Deutscher Bauernverband - Pressemitteilung vom 5. Juli 2010

Marktmacht des Lebensmitteleinzelhandels führt zu uniformem Angebot

Heftige Kritik bei Anhörung im Bundestag


Die Marktmacht der Discounter wird in Deutschland für einen extremen Verdrängungswettbewerb zwischen den fünf großen des Lebensmitteleinzelhandels genutzt. Die zahlreichen Preissenkungsrunden und deren Kommunikation bewiesen dies nachhaltig. Dabei sind die Bauern mit ihren Marktpartnern im Grunde nur noch Kanonenfutter. Mit dieser drastischen Formulierung beschrieb der Generalsekretär des Deutschen Bauernverbandes (DBV), Dr. Helmut Born, die alarmierende Entwicklung auf einer Anhörung des Bundestagsauschusses für Ernährung, Landwirtschaft und Verbraucherschutz zur Angebots- und Nachfragemacht des Lebensmitteleinzelhandels. Born forderte den Bundestag auf, ähnlich wie auf europäischer Ebene einmal alle Regeln des Gesetzes gegen Wettbewerbsbeschränkung daraufhin zu überprüfen, ob faire Praktiken in der gesamten Produktionskette für Lebensmittel gesichert seien oder einseitige Vorteile beständen. Marktbeherrschende Fusionen im Lebensmitteleinzelhandel sollten künftig besser unterbunden werden, die Schaffung von Entflechtungsmöglichkeiten ernsthafter angegangen werden, schlug Born vor. Das Verbot des Verkaufes unter Einstandspreis gehe schon in die richtige Richtung, deshalb sei die Befristung des Gesetzes bis 2012 aufzuheben. Der Einstandspreis müsse auch die Gestehungskosten in der Urproduktion, also der Landwirtschaft, berücksichtigen sowie von nachdrücklicher Preisdrückerei durch Werbekostenzuschüsse, Hochzeitsrabatte und ähnlichem im Lebensmitteleinzelhandel freigehalten werden.

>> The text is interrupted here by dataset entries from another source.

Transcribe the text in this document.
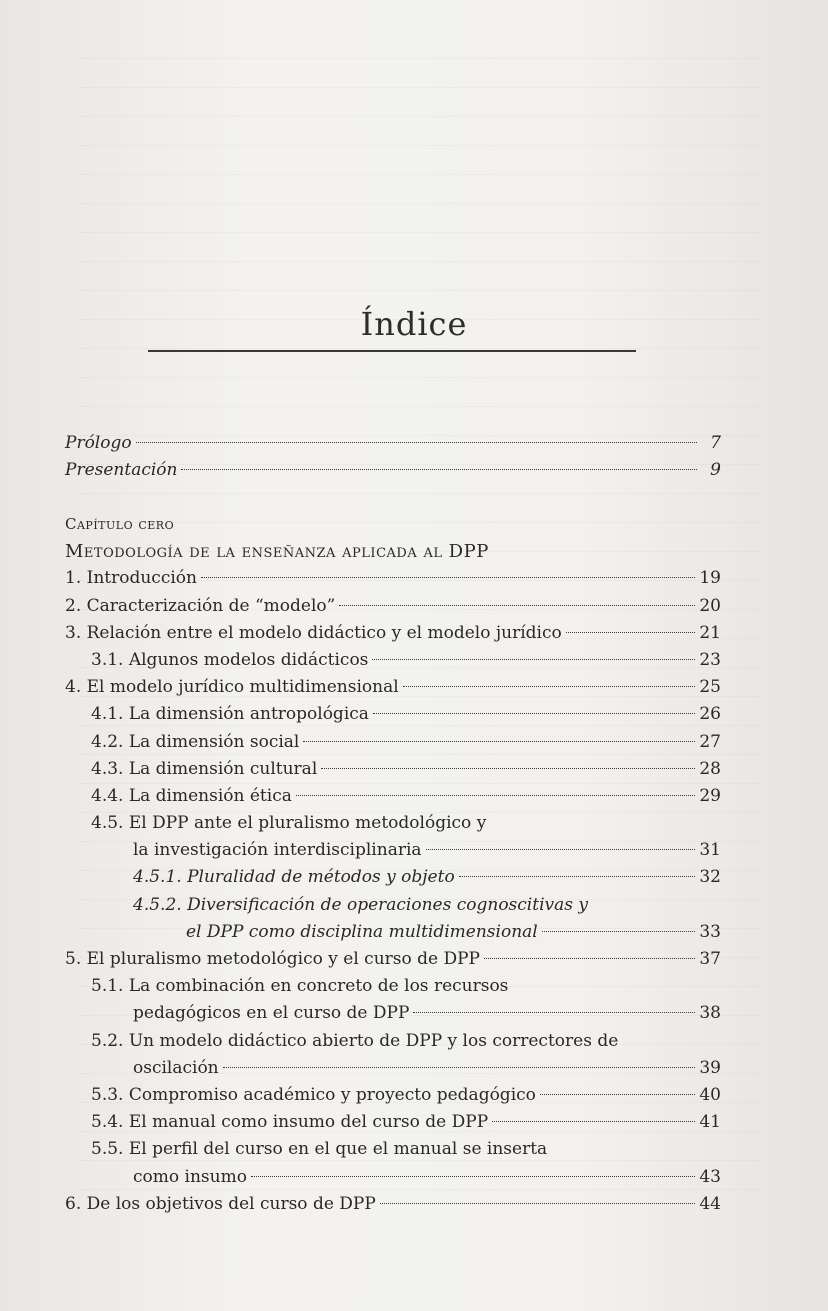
Índice
Prólogo	7
Presentación	9
Capítulo cero
Metodología de la enseñanza aplicada al DPP
1. Introducción	19
2. Caracterización de “modelo”	20
3. Relación entre el modelo didáctico y el modelo jurídico	21
3.1. Algunos modelos didácticos	23
4. El modelo jurídico multidimensional	25
4.1. La dimensión antropológica	26
4.2. La dimensión social	27
4.3. La dimensión cultural	28
4.4. La dimensión ética	29
4.5. El DPP ante el pluralismo metodológico y
la investigación interdisciplinaria	31
4.5.1. Pluralidad de métodos y objeto	32
4.5.2. Diversificación de operaciones cognoscitivas y
el DPP como disciplina multidimensional	33
5. El pluralismo metodológico y el curso de DPP	37
5.1. La combinación en concreto de los recursos
pedagógicos en el curso de DPP	38
5.2. Un modelo didáctico abierto de DPP y los correctores de
oscilación	39
5.3. Compromiso académico y proyecto pedagógico	40
5.4. El manual como insumo del curso de DPP	41
5.5. El perfil del curso en el que el manual se inserta
como insumo	43
6. De los objetivos del curso de DPP	44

Die deutschen Bauern hätten in den vergangenen 15 Jahren gelernt, mit offenen Märkten umzugehen, betonte Born. Mit den unmittelbaren Marktpartnern, wie den Mühlen, den Molkereien, der Fleischwarenwirtschaft habe man zukunftsfähige Strategien umgesetzt. Dies zahle sich bei den Auslandsmärkten auch aus, die sich gegenwärtig für Lebensmittelexporte sehr erfolgreich entwickelten. "Das kann aber nicht bedeuten, dass wir auf dem Heimmarkt einen Steinzeitkapitalismus praktizieren, der jegliche Werthaltigkeit unseres Tuns vernichtet", kritisierte Born.

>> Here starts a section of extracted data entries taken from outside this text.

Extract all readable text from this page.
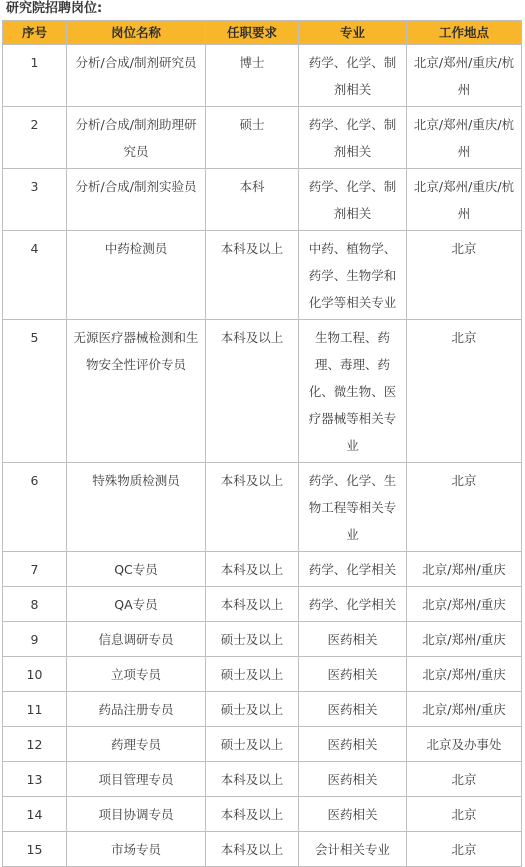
研究院招聘岗位:
序号	岗位名称	任职要求	专业	工作地点
1	分析/合成/制剂研究员	博士	药学、化学、制剂相关	北京/郑州/重庆/杭州
2	分析/合成/制剂助理研究员	硕士	药学、化学、制剂相关	北京/郑州/重庆/杭州
3	分析/合成/制剂实验员	本科	药学、化学、制剂相关	北京/郑州/重庆/杭州
4	中药检测员	本科及以上	中药、植物学、药学、生物学和化学等相关专业	北京
5	无源医疗器械检测和生物安全性评价专员	本科及以上	生物工程、药理、毒理、药化、微生物、医疗器械等相关专业	北京
6	特殊物质检测员	本科及以上	药学、化学、生物工程等相关专业	北京
7	QC专员	本科及以上	药学、化学相关	北京/郑州/重庆
8	QA专员	本科及以上	药学、化学相关	北京/郑州/重庆
9	信息调研专员	硕士及以上	医药相关	北京/郑州/重庆
10	立项专员	硕士及以上	医药相关	北京/郑州/重庆
11	药品注册专员	硕士及以上	医药相关	北京/郑州/重庆
12	药理专员	硕士及以上	医药相关	北京及办事处
13	项目管理专员	本科及以上	医药相关	北京
14	项目协调专员	本科及以上	医药相关	北京
15	市场专员	本科及以上	会计相关专业	北京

Vordergründig sorge der Lebensmitteleinzelhandel zwar für niedrige Verbraucherpreise, im vergangenen Jahr sogar mit deflatorischer Wirkung für die gesamte Branche. Dies verleite manchen dazu, dies gesamtwirtschaftlich als positiv anzusehen, weil schließlich durch den Druck auf die Nahrungsmittelpreise Kaufkraft erzeugt werde. Tatsächlich habe diese Entwicklung jedoch verheerende Konsequenzen, betonte Born. Die extreme Dominanz von wenigen Unternehmen des Lebensmitteleinzelhandels führe zu immer stromlinienförmigeren Angeboten der Ernährungsindustrie. Vielfalt und Qualität, die oftmals über kleine Chargen und Regionalität abgesichert seien, hätten an den Ladentheken nur noch selten Bedeutung, etwa bei politisch unterstützten Werbewochen für kulinarische Reisen in die Region. Die Mehrheit der Bevölkerung kaufe jedoch am Freitag und Samstag für die kommende Woche ein und müsse aus einem austauschbaren Angebot an Lebensmitteln auswählen.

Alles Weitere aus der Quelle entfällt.